Occasionally we like to go back to trades a play a bit of a “what if” game. One that caught my attention was a trade that was initially working in IBM that we updated with a simple roll up and out into its earnings event. The idea for the roll was to take most of the risk off the table while leaving the potential for more upside into the event. In this case the roll was the wrong one into the event as the stock sold off following the report (it’s still profitable, but as lost a good portion of its profits). But now with the stock creeping back up let’s revisit the trade for management purposes from here on out, as well as looking at what we could have done differently. First, here was the initial trade idea, from January 12th:
IBM ($164.30) Buy the Feb 165 / 175 call spread for $3.00
- Buy 1 Feb 165 call for 4.15
- Sell 1 Feb 175 call at 1.15
The stock ran up into earnings and just a few days later we updated with a roll, from Jan 18th:
Action: Sell to close IBM ($170) Feb 165 / 175 call spread at $5 for a $2 profit
-Selling 1 Feb 165 call at $8
-Buying to close 1 Feb 175 call for $3
And New Trade:
IBM ($170) Buy March 175 / 185 call spread for $2.30
-Buy to open 1 March 175 call for 3.50
-Sell to open 1 March 185 call at 1.20
Essentially, that roll took almost all the risk off the table but didn’t book the profits. It left a trade risking .30 that could make up to 9.70 if the stock was at or above 185 on March expiration. Now with the stock slightly lower than where the roll took place, at 167.25, the trade is worth about .75, now only a .45 profit.
As far as trade management there’s some time for this to play out, so probably no need to panic.

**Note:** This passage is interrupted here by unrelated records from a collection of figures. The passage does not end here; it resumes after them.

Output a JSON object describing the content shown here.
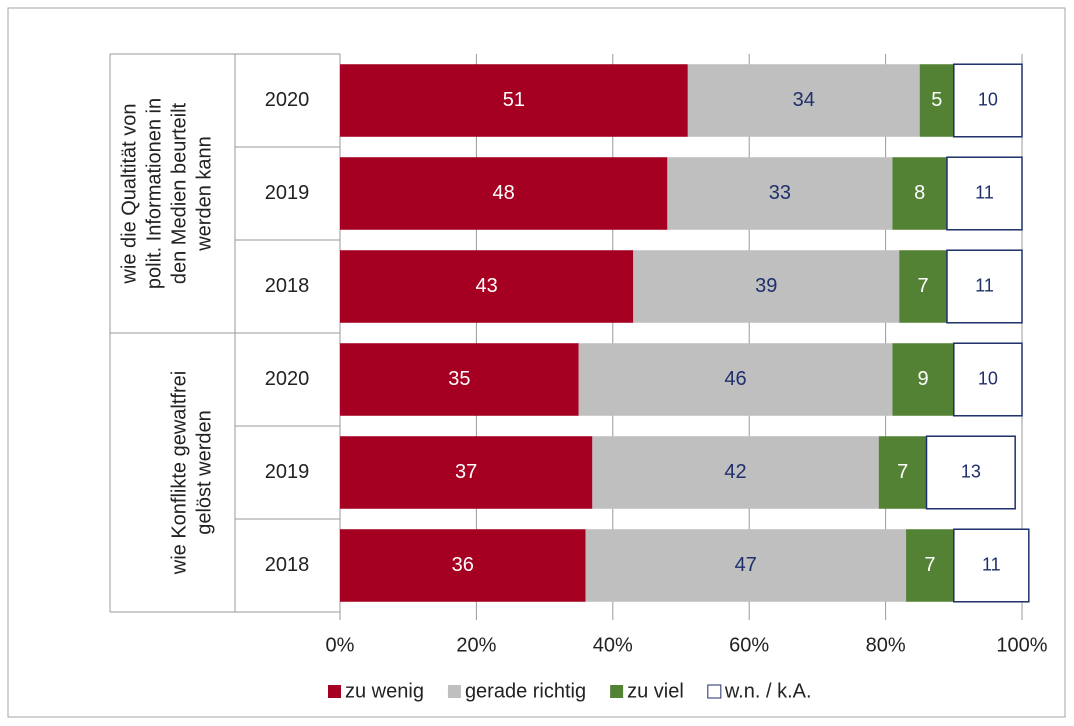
{
  "chart_data": {
    "type": "stacked-bar-horizontal",
    "groups": [
      {
        "label": [
          "wie die Qualtität von",
          "polit. Informationen in",
          "den Medien beurteilt",
          "werden kann"
        ],
        "categories": [
          "2020",
          "2019",
          "2018"
        ]
      },
      {
        "label": [
          "wie Konflikte gewaltfrei",
          "gelöst werden"
        ],
        "categories": [
          "2020",
          "2019",
          "2018"
        ]
      }
    ],
    "series": [
      {
        "name": "zu wenig",
        "color": "#a50021",
        "label_color": "#ffffff",
        "values": [
          51,
          48,
          43,
          35,
          37,
          36
        ]
      },
      {
        "name": "gerade richtig",
        "color": "#bfbfbf",
        "label_color": "#1f2f6b",
        "values": [
          34,
          33,
          39,
          46,
          42,
          47
        ]
      },
      {
        "name": "zu viel",
        "color": "#548235",
        "label_color": "#ffffff",
        "values": [
          5,
          8,
          7,
          9,
          7,
          7
        ]
      },
      {
        "name": "w.n. / k.A.",
        "color": "#ffffff",
        "label_color": "#1f2f6b",
        "values": [
          10,
          11,
          11,
          10,
          13,
          11
        ]
      }
    ],
    "xlim": [
      0,
      100
    ],
    "xticks": [
      {
        "value": 0,
        "label": "0%"
      },
      {
        "value": 20,
        "label": "20%"
      },
      {
        "value": 40,
        "label": "40%"
      },
      {
        "value": 60,
        "label": "60%"
      },
      {
        "value": 80,
        "label": "80%"
      },
      {
        "value": 100,
        "label": "100%"
      }
    ],
    "grid": true,
    "legend": "bottom"
  }
}
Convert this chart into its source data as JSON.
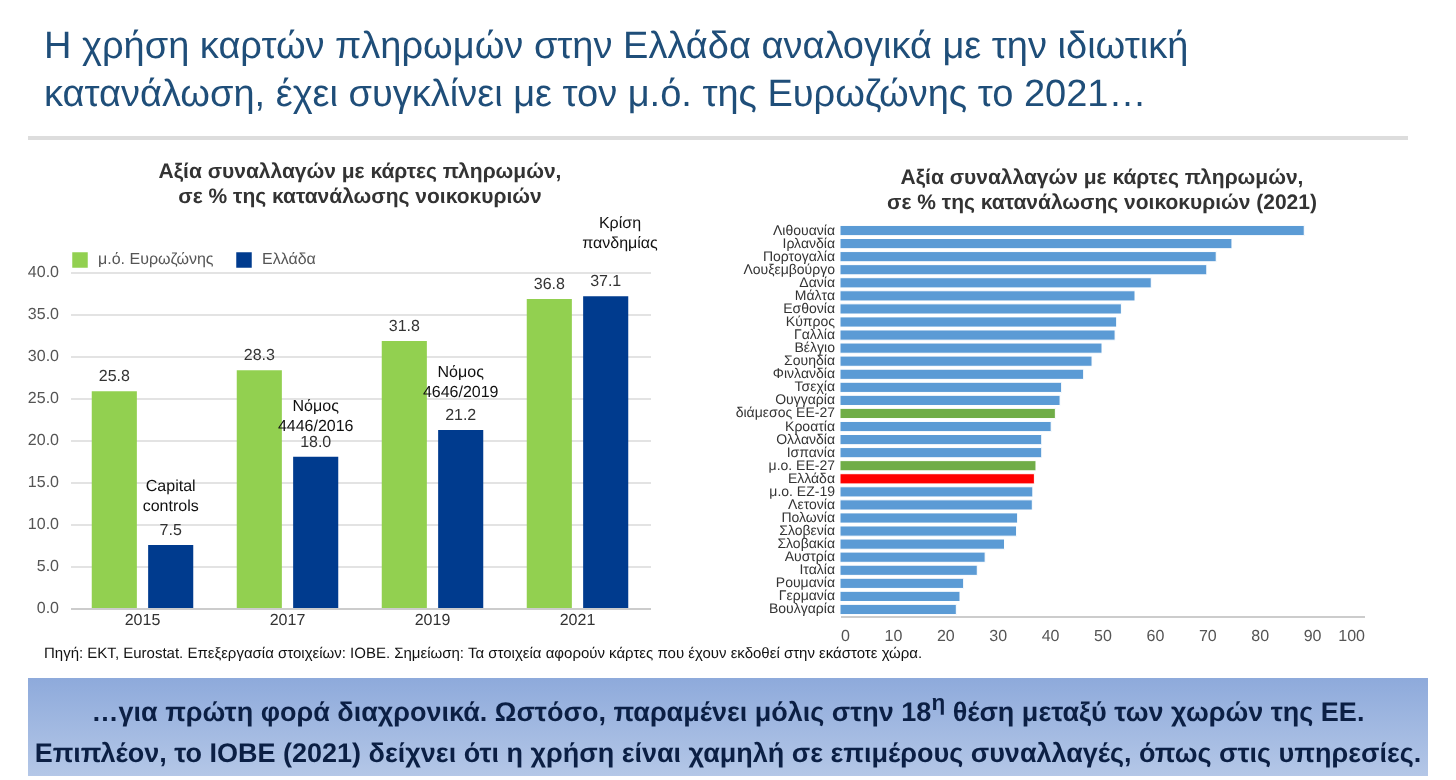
{
  "chart_data": [
    {
      "type": "bar",
      "title": "Αξία συναλλαγών με κάρτες πληρωμών,\nσε % της κατανάλωσης νοικοκυριών",
      "categories": [
        "2015",
        "2017",
        "2019",
        "2021"
      ],
      "series": [
        {
          "name": "μ.ό. Ευρωζώνης",
          "color": "#92d050",
          "values": [
            25.8,
            28.3,
            31.8,
            36.8
          ],
          "value_labels": [
            "25.8",
            "28.3",
            "31.8",
            "36.8"
          ]
        },
        {
          "name": "Ελλάδα",
          "color": "#003b8e",
          "values": [
            7.5,
            18.0,
            21.2,
            37.1
          ],
          "value_labels": [
            "7.5",
            "18.0",
            "21.2",
            "37.1"
          ]
        }
      ],
      "ylim": [
        0,
        40
      ],
      "yticks": [
        {
          "value": 0,
          "label": "0.0"
        },
        {
          "value": 5,
          "label": "5.0"
        },
        {
          "value": 10,
          "label": "10.0"
        },
        {
          "value": 15,
          "label": "15.0"
        },
        {
          "value": 20,
          "label": "20.0"
        },
        {
          "value": 25,
          "label": "25.0"
        },
        {
          "value": 30,
          "label": "30.0"
        },
        {
          "value": 35,
          "label": "35.0"
        },
        {
          "value": 40,
          "label": "40.0"
        }
      ],
      "grid": "y",
      "legend": "top",
      "annotations": [
        {
          "text": "Capital controls",
          "x": "2015",
          "y": 13
        },
        {
          "text": "Νόμος 4446/2016",
          "x": "2017",
          "y": 22.5
        },
        {
          "text": "Νόμος 4646/2019",
          "x": "2019",
          "y": 26.5
        },
        "Η χρήση καρτών πληρωμών στην Ελλάδα αναλογικά με την ιδιωτική κατανάλωση, έχει συγκλίνει με τον μ.ό. της Ευρωζώνης το 2021…",
        "Πηγή: ΕΚΤ, Eurostat. Επεξεργασία στοιχείων: ΙΟΒΕ. Σημείωση: Τα στοιχεία αφορούν κάρτες που έχουν εκδοθεί στην εκάστοτε χώρα.",
        "…για πρώτη φορά διαχρονικά. Ωστόσο, παραμένει μόλις στην 18$^{η}$ θέση μεταξύ των χωρών της ΕΕ. Επιπλέον, το ΙΟΒΕ (2021) δείχνει ότι η χρήση είναι χαμηλή σε επιμέρους συναλλαγές, όπως στις υπηρεσίες.",
        "Κρίση πανδημίας"
      ]
    },
    {
      "type": "bar",
      "orientation": "horizontal",
      "title": "Αξία συναλλαγών με κάρτες πληρωμών,\nσε % της κατανάλωσης νοικοκυριών (2021)",
      "categories": [
        "Λιθουανία",
        "Ιρλανδία",
        "Πορτογαλία",
        "Λουξεμβούργο",
        "Δανία",
        "Μάλτα",
        "Εσθονία",
        "Κύπρος",
        "Γαλλία",
        "Βέλγιο",
        "Σουηδία",
        "Φινλανδία",
        "Τσεχία",
        "Ουγγαρία",
        "διάμεσος ΕΕ-27",
        "Κροατία",
        "Ολλανδία",
        "Ισπανία",
        "μ.ο. ΕΕ-27",
        "Ελλάδα",
        "μ.ο. ΕΖ-19",
        "Λετονία",
        "Πολωνία",
        "Σλοβενία",
        "Σλοβακία",
        "Αυστρία",
        "Ιταλία",
        "Ρουμανία",
        "Γερμανία",
        "Βουλγαρία"
      ],
      "values": [
        88.6,
        74.8,
        71.8,
        70.0,
        59.4,
        56.3,
        53.7,
        52.8,
        52.5,
        50.0,
        48.1,
        46.5,
        42.3,
        42.0,
        41.1,
        40.3,
        38.5,
        38.5,
        37.4,
        37.1,
        36.8,
        36.7,
        33.9,
        33.7,
        31.4,
        27.7,
        26.2,
        23.6,
        22.9,
        22.2
      ],
      "colors": [
        "#5b9bd5",
        "#5b9bd5",
        "#5b9bd5",
        "#5b9bd5",
        "#5b9bd5",
        "#5b9bd5",
        "#5b9bd5",
        "#5b9bd5",
        "#5b9bd5",
        "#5b9bd5",
        "#5b9bd5",
        "#5b9bd5",
        "#5b9bd5",
        "#5b9bd5",
        "#70ad47",
        "#5b9bd5",
        "#5b9bd5",
        "#5b9bd5",
        "#70ad47",
        "#ff0000",
        "#5b9bd5",
        "#5b9bd5",
        "#5b9bd5",
        "#5b9bd5",
        "#5b9bd5",
        "#5b9bd5",
        "#5b9bd5",
        "#5b9bd5",
        "#5b9bd5",
        "#5b9bd5"
      ],
      "xlim": [
        0,
        100
      ],
      "xticks": [
        0,
        10,
        20,
        30,
        40,
        50,
        60,
        70,
        80,
        90,
        100
      ]
    }
  ]
}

If the stock were to get going above 170 this trade would be in good shape to make some decent money, and again, it’s almost a free look at this point.
But back to the what if?
Another roll we like to do with a profitable position is to take profits and turn the call spread into a calendar. This is the more aggressive reduction in deltas strategy. In this case it would have meant selling the Feb 165 calls at $8, then taking those profits and buying the March 175 calls for 3.50. That would have left a Feb/March 175 call calendar on, while taking 1.50 in the profits off the table. And that Feb/March 175 call calendar is also trading at .75 right now.
Obviously hindsight is 20/20. The reason we chose the call spread roll into March was the potential to stay aggressive in the stock for a big move higher on earnings, with almost no risk. The roll to a calendar has a very different profile, looking for a mild move higher on earnings, and then a continuation afterwards.
We feature both types of rolls on the site, but it’s good to look back and see how they do against eachother after the event. The key here is the calendar roll is essentially taking most off the table after an initial move, and leaving very few long deltas until the front leg expires. The roll to a call spread up and out keeps alot more deltas on the table, but the cost of that is not booking as much of the profits.